On December 30, I had a colonoscopy done to see what was the obstruction since now the knew where was the location. The night before as I walked the hospital halls with my wife, I had a bad feeling that it was cancer and told my wife. She tried to change the topic and stick to a simpler problem that it was a polyp or trapped food in the colon. However, I was right and it did turn out to be colon cancer but we were not aware how bad yet. Surgery was scheduled for the next day.

So, as everyone else was getting ready to celebrate the new year, I was being taken to the operation room where they took out a baseball size tumor from the colon, a large section of the colon with the appendix, 21 lymph nodes which 2 had cancer, and a biopsies of the liver which had 3 small tumors.
When I woke up in excruciating pain, I knew that it was bad, stage 4 colon cancer. Again, I will omit the details for the rest of my stay at the hospital and defer to the journal once I post it.

In the middle of January, I went back to surgery to place the port on my left shoulder for future chemotherapy. I started aggressive chemo in February 2009 for six months, 12 sessions very two weeks.
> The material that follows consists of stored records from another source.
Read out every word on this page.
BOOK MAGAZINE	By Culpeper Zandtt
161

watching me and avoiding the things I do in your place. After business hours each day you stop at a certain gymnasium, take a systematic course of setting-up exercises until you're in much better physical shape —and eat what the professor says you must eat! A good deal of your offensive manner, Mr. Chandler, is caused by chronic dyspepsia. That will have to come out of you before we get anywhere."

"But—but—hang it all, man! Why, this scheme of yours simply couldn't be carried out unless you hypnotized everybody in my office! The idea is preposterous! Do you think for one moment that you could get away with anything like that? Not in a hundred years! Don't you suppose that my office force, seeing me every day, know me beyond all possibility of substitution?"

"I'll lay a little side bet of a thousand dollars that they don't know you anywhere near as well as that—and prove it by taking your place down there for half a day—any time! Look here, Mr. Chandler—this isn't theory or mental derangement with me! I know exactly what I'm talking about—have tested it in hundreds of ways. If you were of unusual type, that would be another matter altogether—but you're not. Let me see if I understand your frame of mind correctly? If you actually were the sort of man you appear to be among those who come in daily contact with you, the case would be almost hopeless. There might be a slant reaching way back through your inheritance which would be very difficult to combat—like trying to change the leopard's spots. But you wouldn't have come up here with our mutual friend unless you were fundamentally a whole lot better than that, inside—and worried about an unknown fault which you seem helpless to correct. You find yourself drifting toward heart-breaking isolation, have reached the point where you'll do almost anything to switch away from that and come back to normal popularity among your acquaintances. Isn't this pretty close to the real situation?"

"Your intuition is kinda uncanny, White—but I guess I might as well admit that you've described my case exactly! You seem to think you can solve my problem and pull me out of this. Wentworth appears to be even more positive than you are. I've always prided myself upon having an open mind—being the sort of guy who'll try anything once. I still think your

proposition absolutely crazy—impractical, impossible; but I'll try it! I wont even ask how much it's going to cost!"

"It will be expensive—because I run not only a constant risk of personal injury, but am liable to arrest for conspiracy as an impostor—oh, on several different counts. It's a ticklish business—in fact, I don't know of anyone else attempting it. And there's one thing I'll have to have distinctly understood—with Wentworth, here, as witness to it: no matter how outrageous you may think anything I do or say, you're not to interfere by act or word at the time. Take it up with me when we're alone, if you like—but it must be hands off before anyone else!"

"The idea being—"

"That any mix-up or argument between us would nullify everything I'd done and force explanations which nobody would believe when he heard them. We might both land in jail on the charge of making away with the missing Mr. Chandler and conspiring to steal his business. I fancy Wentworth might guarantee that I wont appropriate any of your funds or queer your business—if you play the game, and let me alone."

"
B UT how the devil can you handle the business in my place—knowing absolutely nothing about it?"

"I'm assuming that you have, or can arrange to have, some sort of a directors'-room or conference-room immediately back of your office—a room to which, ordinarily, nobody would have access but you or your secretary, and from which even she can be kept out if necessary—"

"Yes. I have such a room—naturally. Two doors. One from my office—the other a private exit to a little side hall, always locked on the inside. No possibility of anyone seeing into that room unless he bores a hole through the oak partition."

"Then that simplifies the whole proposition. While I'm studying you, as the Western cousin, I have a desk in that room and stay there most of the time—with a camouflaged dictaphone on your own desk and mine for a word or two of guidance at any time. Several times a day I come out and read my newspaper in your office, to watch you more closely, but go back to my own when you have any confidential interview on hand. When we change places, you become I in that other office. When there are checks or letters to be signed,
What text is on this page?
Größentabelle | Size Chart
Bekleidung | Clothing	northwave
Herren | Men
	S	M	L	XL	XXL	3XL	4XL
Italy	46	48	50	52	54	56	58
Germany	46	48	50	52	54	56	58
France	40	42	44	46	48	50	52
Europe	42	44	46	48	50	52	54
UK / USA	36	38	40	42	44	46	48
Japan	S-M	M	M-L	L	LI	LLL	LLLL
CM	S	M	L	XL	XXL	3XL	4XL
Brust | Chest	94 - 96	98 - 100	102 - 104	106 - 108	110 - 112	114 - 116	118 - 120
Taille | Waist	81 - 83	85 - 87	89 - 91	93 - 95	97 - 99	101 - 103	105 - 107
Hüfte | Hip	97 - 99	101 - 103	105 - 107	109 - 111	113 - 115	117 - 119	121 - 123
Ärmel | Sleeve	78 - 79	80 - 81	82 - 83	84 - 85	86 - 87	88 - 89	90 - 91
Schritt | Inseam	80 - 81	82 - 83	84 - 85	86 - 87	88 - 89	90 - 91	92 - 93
It sucked!!!!!!!!!!! Best way to describe the feeling is to tell you to put your brain in a bucket of bleach and maybe you may come close to chemo.

I returned to work after 4 months and completed my chemo rounds by July 2009. Then, just as I was feeling better, I had the surgery on the liver to remove the 3 tumor in August 2009. I was cancer-free. In September 2009, I started six months of chemo pills as precaution with Avastin treatment every 3 weeks. I remained cancer-free. I completed the pills in March 2010. However, four months of the chemo the cancer returned, three new tumors on my liver which were detected in September 2010.

During my cancer, a dear friend was also diagnosed with stage 3 cancer. She went through similar events of treatment and was cancer-free as I was. Then her cancer returned in August 2010 while my was detected a month later. After some delays with insurance issues, I was operated in November 2010 and was once again considered cancer-free. However, my friend died in early November. I could not understand why I was cured and she died. It hit me hard. I cried for a long time.

In December 2010, I started aggressive chemo with different type of medication but just as bad. I hate chemo!!!! I remained cancer-free while on chemo. Once it was stopped, it returned four months later in the liver again. This time one tumor, November 2011.

I just had an ablation procedure at RWJ Hospital to burn the tumor. Although easier and quicker to recover from than surgery, it still hurts! I am again cancer-free but for how long?

At work, they call me superman since I recover quickly for the treatments and kept my weight. Most people would not have guessed what I have been through by looking at me since I do not look like the typical cancer patient. I do look healthy and strong, but each treatment takes it toll of me. I do try keeping positive and have lots of support from friends and family but it sucks. The worse is the waiting for the next scan, anticipating that it going to return and the nightmare start again. I hope this will be the last. I have an appointment with my oncologist this week, hopefully no more chemo, at least for now.

I figure that there must be a reason why I am still live........for the life of me, I do not know why. With this blog, I hope, one, to express my frustration/feelings and, two, maybe connect with others sharing similar experience and help them through it. I hope to explain it in more detail, my experience and how it has affected me and, more, how it has affected my love ones (my care-givers).